Review: Shawarma King in University City
Nestled on a side street just off The Delmar Loop, Shawarma King’s sunny, laid-back atmosphere is the perfect setting for a lunch of fresh Middle Eastern fare. Spits of succulent, slow-roasted meats are visible behind the counter, and the sound of sharpening carving knives provides a lively soundtrack. Enticing cafes like this can be found along city streets all over the world – you could just as easily be in Istanbul, London or Amman as in St. Louis. In other words: This is legit.
Shawarma and Rice
Middle Eastern cuisine excels at using spices and sauces to elevate humble ingredients to sublime effect.
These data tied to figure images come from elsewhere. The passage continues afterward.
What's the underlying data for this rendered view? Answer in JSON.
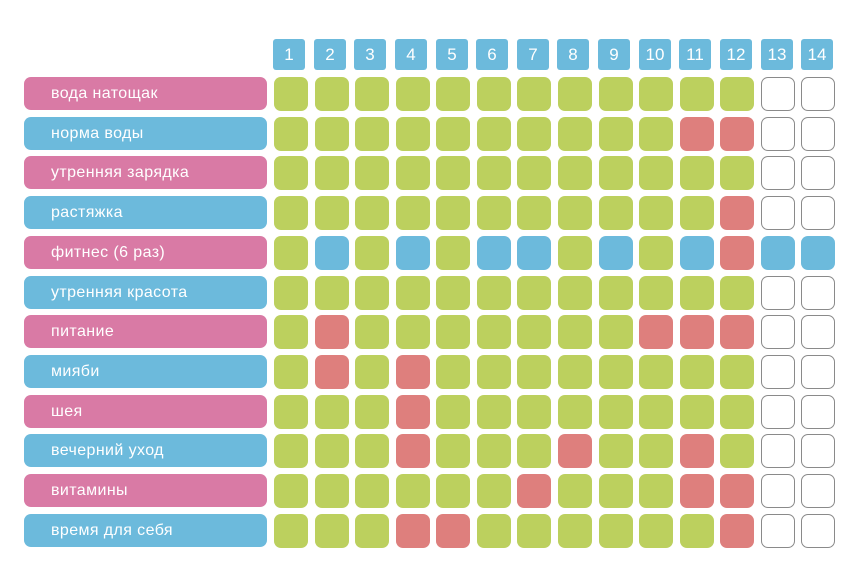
{
  "colors": {
    "pink": "#d97aa5",
    "blue": "#6cbadc",
    "done": "#bcd05e",
    "missed": "#de7f7d",
    "fitness": "#6cbadc",
    "empty": "#ffffff"
  },
  "days": [
    "1",
    "2",
    "3",
    "4",
    "5",
    "6",
    "7",
    "8",
    "9",
    "10",
    "11",
    "12",
    "13",
    "14"
  ],
  "habits": [
    {
      "label": "вода натощак",
      "color": "pink",
      "cells": [
        "done",
        "done",
        "done",
        "done",
        "done",
        "done",
        "done",
        "done",
        "done",
        "done",
        "done",
        "done",
        "empty",
        "empty"
      ]
    },
    {
      "label": "норма воды",
      "color": "blue",
      "cells": [
        "done",
        "done",
        "done",
        "done",
        "done",
        "done",
        "done",
        "done",
        "done",
        "done",
        "missed",
        "missed",
        "empty",
        "empty"
      ]
    },
    {
      "label": "утренняя зарядка",
      "color": "pink",
      "cells": [
        "done",
        "done",
        "done",
        "done",
        "done",
        "done",
        "done",
        "done",
        "done",
        "done",
        "done",
        "done",
        "empty",
        "empty"
      ]
    },
    {
      "label": "растяжка",
      "color": "blue",
      "cells": [
        "done",
        "done",
        "done",
        "done",
        "done",
        "done",
        "done",
        "done",
        "done",
        "done",
        "done",
        "missed",
        "empty",
        "empty"
      ]
    },
    {
      "label": "фитнес (6 раз)",
      "color": "pink",
      "cells": [
        "done",
        "fitness",
        "done",
        "fitness",
        "done",
        "fitness",
        "fitness",
        "done",
        "fitness",
        "done",
        "fitness",
        "missed",
        "fitness",
        "fitness"
      ]
    },
    {
      "label": "утренняя красота",
      "color": "blue",
      "cells": [
        "done",
        "done",
        "done",
        "done",
        "done",
        "done",
        "done",
        "done",
        "done",
        "done",
        "done",
        "done",
        "empty",
        "empty"
      ]
    },
    {
      "label": "питание",
      "color": "pink",
      "cells": [
        "done",
        "missed",
        "done",
        "done",
        "done",
        "done",
        "done",
        "done",
        "done",
        "missed",
        "missed",
        "missed",
        "empty",
        "empty"
      ]
    },
    {
      "label": "мияби",
      "color": "blue",
      "cells": [
        "done",
        "missed",
        "done",
        "missed",
        "done",
        "done",
        "done",
        "done",
        "done",
        "done",
        "done",
        "done",
        "empty",
        "empty"
      ]
    },
    {
      "label": "шея",
      "color": "pink",
      "cells": [
        "done",
        "done",
        "done",
        "missed",
        "done",
        "done",
        "done",
        "done",
        "done",
        "done",
        "done",
        "done",
        "empty",
        "empty"
      ]
    },
    {
      "label": "вечерний уход",
      "color": "blue",
      "cells": [
        "done",
        "done",
        "done",
        "missed",
        "done",
        "done",
        "done",
        "missed",
        "done",
        "done",
        "missed",
        "done",
        "empty",
        "empty"
      ]
    },
    {
      "label": "витамины",
      "color": "pink",
      "cells": [
        "done",
        "done",
        "done",
        "done",
        "done",
        "done",
        "missed",
        "done",
        "done",
        "done",
        "missed",
        "missed",
        "empty",
        "empty"
      ]
    },
    {
      "label": "время для себя",
      "color": "blue",
      "cells": [
        "done",
        "done",
        "done",
        "missed",
        "missed",
        "done",
        "done",
        "done",
        "done",
        "done",
        "done",
        "missed",
        "empty",
        "empty"
      ]
    }
  ]
}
Exhibit A: Shawarma King’s namesake dish. The meat – either chicken, beef or a combo – is bathed overnight in a vinegar-based house marinade laced with 17 hand-ground spices. Slow roasted and carved off the spit in thin slices, the meat is deeply flavorful and tender. Shawarma may be the star, but the bit players shine bright, too: soft, fluffy rice flavored with a medley of aromatic spices and a bright, crisp Arabic salad of diced tomatoes, cucumber and parsley with lemon juice and olive oil. While the shawarma was perfect on two visits, on one it was a tad dry – a small complaint remedied by the accompanying creamy tahini-garlic sauce.
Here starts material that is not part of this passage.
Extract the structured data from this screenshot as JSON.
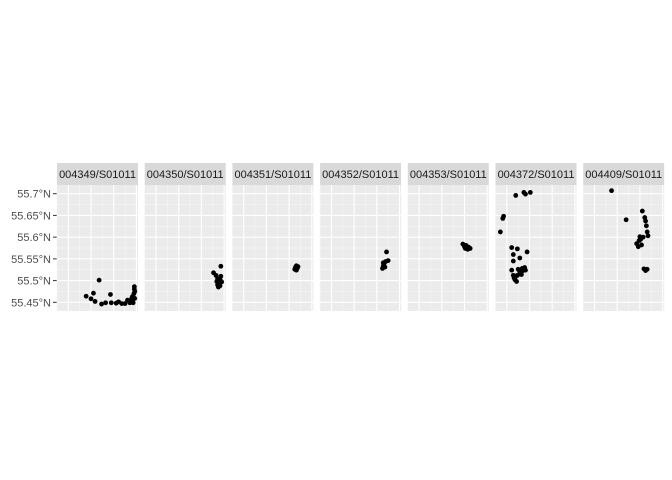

Four years ago, I ate a transcendent wrap in London’s Borough Market that ruined all other falafel sandwiches for me. I’m happy to report my new favorite is a little closer to home. Shawarma King’s version starts with superior, freshly fried falafel. Crispy exteriors give way to soft, herbaceous clouds of perfection. The falafel, layered with pickles, cucumber and tomatoes and dressed with a drizzle of tahini and lemon juice, are wrapped snugly in a fresh pita, grilled for a little crunch. For an extra $2.50, you can add fries. Do it – crisp, salty and piping hot, they’re beyond delicious dipped into Shawarma King’s garlic sauce.
The highlight of parties is the ubiquitous groaning table of dips and finger food, and Shawarma King’s Veg Platter is a miniature of my dream party spread: Smooth hummus and smoky baba ghanoush, both topped with a pour of fruity olive oil and a dusting of puckery sumac, share the stage with savory falafel. Zesty tabbouleh and a few warak inab (grape leaves wrapped around creamy, herb-flecked rice and dressed in lemon and sumac) lighten things up. Each element is perfectly executed – even the accompanying pita is a dream – chewy, flavorful and an ideal vehicle for scooping up the delectable dips. The whole is utterly addictive in its variety of tastes and textures, but you could also order any of the elements as a standalone dish. The different varieties of hummus, especially the mosabaha that comes dressed in a special lemon sauce, are some of the best I’ve ever tasted. At only $9, the Veg Platter is the ideal way to sample a smattering of the best Shawarma King has to offer.
The service was attentive but a little slow during busier times, which might irk diners looking for an in-and-out option. I’d argue, though, that the restaurant’s commitment to house-made, fresh cuisine is worth a little wait. Along the same lines, a few menu items were unavailable on one visit.